ROMAN FOOD - FACTS YOU NEED TO KNOW
· Ientaculum was breakfast
Prandium was lunch
Cena was dinner.
· The poor ate mostly coarse bread with cheap wine and a few vegetables, maybe eggs or cheese from time to time.
· Wealthy Romans loved lavish feasts and spent a fortune on dinner parties. Julius Caesar threw the biggest ever dinner party in Rome with 20,000 dining couches. (Of course the Romans lay down to eat)
· Breakfast (ientaculum) was usually bread and fruit.
· Lunch (prandium) was usually bread,eggs, olives, cheese, nuts and dried fruit.
· A normal evening cena was three courses, though at dinner parties this could be hugely increased.

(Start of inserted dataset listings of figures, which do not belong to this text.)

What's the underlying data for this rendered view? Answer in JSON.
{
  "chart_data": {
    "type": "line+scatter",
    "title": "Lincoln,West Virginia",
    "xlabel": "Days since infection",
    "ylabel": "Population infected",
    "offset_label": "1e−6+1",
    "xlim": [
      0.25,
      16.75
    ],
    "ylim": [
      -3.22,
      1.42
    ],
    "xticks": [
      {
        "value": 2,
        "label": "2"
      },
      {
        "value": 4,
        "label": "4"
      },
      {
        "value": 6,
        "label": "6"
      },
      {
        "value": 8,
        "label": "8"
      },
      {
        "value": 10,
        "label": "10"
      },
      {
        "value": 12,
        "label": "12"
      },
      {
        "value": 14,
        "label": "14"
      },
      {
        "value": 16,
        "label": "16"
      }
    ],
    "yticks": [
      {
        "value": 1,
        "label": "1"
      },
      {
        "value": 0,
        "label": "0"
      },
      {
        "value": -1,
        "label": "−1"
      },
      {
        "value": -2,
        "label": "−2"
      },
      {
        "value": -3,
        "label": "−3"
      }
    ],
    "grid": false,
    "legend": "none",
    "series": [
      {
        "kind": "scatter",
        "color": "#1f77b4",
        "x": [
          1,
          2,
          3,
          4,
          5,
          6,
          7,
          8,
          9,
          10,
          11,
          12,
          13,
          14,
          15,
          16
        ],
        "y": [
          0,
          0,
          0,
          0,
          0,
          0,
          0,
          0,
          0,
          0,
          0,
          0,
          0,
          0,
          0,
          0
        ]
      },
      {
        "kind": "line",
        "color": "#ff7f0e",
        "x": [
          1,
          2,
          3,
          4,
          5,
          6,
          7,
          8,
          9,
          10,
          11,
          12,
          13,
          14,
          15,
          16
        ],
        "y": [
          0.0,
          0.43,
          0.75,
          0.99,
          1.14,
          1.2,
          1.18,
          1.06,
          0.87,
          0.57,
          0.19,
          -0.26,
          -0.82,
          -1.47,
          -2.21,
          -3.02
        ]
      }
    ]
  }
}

· Food would have been cooked by slaves in a very small kitchen by our standards.
· When guests arrived their feet would have been washed by a slave. They could also expect entertainment after dinner, comedy, a play, poetry,music, dancers or even a gladiator fight. Guests seem to have brought their own napkins to dinner.
· Seating was carefully arranged in order of importance of guests (See diagram). Sometimes clients did not get the best food at a party but were served cheaper food.
· For things that could go wrong at a Roman dinner party see the rules from the dining room in Pompeii.
· Some foods the Romans ate that we would not eat:
Dormice coated in honey and poppy seeds; Snails fattened in milk; birds such as thrushes and blackbirds, swans and even ostrich brains; they especially loved food which looked like one thing but turned out to be something else, eg; a roast goose which turned out to be made of pork and pastry.
· The main drink with their food was wine mixed with hot water or mulsum (wine mixed with honey).
· One of their favourite foods was a sauce called garum made of rotted fish guts and garlic.
· Wealthy Romans were especially fond of seafood and loved oysters, sea- urchins and sea-bass.
· Foods the Romans did not have:
Tomatoes; potatoes; coffee; tea; chocolate; sugar.